Warga berjalan di Lapangan Merah saat cuaca cerah di Moskwa, Rusia, 20 Maret 2022. (Photo by STRINGER / AFP)
Sanksi sepihak semakin marak dilakukan setelah Perang Dunia II. Sanksi menjadi semakin populer sebagai instrumen kebijakan politik luar negeri mulai era 1990-an. Merujuk The Atlantic, AS menjadi negara paling banyak menjatuhkan sanksi.
Saat ini, sanksi AS menyasar hampir 8.000 target di seluruh dunia. Pada masa kepresidenan Bill Clinton, misalnya, berbagai sanksi oleh AS berdampak pada sekitar 40 persen dari populasi dunia atau 2,3 miliar orang.
Baca juga : Hanya China yang Bisa Menghentikan Serangan Rusia?
Penggunaan sanksi banyak dikritik.

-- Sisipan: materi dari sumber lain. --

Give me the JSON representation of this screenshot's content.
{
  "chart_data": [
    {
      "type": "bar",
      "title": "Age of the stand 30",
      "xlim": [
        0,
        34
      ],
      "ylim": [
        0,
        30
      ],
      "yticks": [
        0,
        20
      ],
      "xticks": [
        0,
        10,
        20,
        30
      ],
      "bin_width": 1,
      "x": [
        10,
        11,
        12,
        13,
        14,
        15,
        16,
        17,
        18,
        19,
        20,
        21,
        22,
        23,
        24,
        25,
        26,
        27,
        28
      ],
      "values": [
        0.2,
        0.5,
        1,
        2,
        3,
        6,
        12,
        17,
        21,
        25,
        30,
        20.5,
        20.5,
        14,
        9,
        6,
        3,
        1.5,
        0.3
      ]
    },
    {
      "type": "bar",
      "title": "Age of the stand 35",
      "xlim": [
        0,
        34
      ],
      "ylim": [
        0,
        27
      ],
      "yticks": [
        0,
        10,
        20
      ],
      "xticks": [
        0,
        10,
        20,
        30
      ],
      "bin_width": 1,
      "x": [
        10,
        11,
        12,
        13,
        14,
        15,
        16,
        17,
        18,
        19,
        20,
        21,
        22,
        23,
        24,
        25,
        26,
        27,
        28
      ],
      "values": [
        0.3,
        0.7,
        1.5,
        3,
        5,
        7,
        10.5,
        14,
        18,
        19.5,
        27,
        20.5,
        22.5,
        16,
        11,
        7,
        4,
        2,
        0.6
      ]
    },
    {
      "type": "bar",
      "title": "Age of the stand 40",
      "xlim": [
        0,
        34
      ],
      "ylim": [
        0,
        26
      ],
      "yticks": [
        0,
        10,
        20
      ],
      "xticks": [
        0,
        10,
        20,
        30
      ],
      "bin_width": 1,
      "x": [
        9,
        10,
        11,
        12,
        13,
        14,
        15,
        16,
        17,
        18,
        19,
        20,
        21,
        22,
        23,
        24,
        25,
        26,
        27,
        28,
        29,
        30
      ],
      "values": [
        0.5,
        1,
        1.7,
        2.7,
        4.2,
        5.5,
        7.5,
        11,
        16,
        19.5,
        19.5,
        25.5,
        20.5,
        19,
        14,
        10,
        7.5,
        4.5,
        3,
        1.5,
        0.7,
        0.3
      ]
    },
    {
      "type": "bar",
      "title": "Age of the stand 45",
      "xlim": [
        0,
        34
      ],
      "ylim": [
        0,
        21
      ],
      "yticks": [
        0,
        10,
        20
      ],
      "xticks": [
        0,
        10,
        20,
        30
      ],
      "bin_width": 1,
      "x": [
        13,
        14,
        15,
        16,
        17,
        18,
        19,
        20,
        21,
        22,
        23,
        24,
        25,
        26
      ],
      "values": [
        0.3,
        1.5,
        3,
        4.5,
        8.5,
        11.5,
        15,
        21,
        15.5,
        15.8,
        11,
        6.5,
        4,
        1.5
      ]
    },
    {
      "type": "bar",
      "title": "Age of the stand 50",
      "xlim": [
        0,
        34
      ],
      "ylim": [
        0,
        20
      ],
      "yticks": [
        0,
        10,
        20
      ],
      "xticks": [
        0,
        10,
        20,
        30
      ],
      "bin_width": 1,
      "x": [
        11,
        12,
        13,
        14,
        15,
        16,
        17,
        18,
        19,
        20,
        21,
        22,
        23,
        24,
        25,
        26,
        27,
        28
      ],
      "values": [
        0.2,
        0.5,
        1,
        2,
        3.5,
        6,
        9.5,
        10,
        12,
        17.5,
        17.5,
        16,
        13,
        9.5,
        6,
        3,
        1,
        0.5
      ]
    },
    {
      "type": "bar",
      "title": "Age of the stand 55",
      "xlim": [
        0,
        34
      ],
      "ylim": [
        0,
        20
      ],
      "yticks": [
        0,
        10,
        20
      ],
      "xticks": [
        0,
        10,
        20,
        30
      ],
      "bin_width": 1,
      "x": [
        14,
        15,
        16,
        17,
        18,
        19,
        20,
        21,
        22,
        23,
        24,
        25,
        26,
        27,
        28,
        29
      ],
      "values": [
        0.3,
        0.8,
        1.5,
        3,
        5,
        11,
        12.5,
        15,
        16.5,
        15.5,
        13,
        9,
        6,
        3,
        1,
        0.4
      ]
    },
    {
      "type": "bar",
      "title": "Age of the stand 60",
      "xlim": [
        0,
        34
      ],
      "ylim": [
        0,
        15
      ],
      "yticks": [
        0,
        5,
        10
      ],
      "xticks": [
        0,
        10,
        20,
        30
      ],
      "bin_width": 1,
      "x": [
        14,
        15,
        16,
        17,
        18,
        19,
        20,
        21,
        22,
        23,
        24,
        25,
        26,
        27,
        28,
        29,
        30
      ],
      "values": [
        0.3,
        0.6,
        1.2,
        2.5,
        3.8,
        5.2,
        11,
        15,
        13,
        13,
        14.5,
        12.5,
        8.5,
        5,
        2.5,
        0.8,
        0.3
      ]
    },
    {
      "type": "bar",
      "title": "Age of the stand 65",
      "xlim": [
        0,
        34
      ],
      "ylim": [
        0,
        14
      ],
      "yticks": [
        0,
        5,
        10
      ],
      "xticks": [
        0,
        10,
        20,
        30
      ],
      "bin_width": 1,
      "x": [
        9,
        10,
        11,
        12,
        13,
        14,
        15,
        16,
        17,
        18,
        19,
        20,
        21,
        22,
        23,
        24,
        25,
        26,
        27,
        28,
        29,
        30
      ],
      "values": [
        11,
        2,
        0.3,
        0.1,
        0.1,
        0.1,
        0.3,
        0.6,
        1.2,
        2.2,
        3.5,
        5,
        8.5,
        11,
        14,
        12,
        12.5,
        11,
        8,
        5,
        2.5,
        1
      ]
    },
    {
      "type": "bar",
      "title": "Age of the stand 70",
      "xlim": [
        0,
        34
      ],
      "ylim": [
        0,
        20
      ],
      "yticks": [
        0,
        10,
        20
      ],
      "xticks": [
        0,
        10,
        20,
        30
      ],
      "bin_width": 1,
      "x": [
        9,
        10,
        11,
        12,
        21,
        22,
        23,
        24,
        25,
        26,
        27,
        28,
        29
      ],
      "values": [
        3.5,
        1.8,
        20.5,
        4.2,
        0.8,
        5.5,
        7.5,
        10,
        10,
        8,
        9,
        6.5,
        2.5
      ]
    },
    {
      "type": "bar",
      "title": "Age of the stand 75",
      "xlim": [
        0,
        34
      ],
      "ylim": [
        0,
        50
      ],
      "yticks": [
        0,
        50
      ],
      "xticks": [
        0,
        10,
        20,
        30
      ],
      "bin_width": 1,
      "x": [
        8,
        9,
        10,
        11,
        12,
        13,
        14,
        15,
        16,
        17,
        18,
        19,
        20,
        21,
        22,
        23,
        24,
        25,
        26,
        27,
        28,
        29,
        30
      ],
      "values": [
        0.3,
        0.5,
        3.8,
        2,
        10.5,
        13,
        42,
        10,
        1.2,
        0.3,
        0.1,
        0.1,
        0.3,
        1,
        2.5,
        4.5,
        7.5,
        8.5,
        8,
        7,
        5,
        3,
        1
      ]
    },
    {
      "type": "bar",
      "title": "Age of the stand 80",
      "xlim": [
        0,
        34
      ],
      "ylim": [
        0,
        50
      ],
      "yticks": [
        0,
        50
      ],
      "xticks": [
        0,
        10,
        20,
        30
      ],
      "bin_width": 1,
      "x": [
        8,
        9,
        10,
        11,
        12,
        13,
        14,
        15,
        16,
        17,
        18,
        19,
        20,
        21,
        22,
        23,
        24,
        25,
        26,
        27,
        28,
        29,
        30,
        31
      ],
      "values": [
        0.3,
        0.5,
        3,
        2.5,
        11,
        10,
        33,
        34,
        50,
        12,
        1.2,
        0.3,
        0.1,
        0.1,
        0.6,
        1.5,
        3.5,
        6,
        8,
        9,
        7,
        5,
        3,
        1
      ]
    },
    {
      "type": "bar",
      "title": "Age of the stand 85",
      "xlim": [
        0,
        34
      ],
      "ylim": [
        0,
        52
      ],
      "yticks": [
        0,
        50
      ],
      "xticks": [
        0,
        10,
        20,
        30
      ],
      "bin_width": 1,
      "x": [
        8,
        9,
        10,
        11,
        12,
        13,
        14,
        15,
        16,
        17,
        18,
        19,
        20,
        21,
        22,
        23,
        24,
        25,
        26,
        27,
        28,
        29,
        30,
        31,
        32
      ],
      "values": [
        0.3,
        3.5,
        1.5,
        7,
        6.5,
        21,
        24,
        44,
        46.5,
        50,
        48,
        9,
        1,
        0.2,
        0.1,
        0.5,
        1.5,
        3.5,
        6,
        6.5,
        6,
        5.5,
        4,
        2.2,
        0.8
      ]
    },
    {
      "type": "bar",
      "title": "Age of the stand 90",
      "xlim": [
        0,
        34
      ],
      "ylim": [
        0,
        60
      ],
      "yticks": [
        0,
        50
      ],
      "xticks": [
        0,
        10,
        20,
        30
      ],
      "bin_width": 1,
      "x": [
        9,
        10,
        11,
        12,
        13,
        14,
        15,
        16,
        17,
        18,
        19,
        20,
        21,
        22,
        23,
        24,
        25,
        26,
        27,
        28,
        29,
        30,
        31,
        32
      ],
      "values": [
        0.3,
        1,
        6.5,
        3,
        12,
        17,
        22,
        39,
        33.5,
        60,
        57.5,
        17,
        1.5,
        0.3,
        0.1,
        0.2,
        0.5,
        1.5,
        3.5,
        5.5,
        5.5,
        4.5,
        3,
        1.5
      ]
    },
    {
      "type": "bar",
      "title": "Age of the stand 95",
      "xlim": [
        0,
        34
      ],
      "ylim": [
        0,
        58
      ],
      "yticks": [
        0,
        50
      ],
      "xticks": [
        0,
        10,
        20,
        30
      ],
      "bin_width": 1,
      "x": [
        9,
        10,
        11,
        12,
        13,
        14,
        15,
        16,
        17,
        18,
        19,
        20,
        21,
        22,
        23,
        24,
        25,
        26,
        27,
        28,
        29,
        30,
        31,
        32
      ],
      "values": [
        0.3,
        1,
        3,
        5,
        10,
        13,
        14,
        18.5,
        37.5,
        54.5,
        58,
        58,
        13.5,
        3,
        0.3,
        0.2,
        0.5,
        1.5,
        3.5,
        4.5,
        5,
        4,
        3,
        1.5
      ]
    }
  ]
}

Salah satu jurnal yang diterbitkan Departemen Ilmu Politik Universitas Mississippi menyebutkan, sanksi ekonomi merupakan instrumen tumpul yang sering digunakan oleh komunitas internasional tanpa mempertimbangkan penduduk negara-negara sasaran, terutama masyarakat miskin.
Studi kasus sanksi terhadap Kuba, Irak, dan Yugoslavia telah menunjukkan dampak sanksi terhadap ketersediaan makanan, air bersih, dan obat-obatan. Artinya, rakyatlah yang paling menderita akibat sanksi.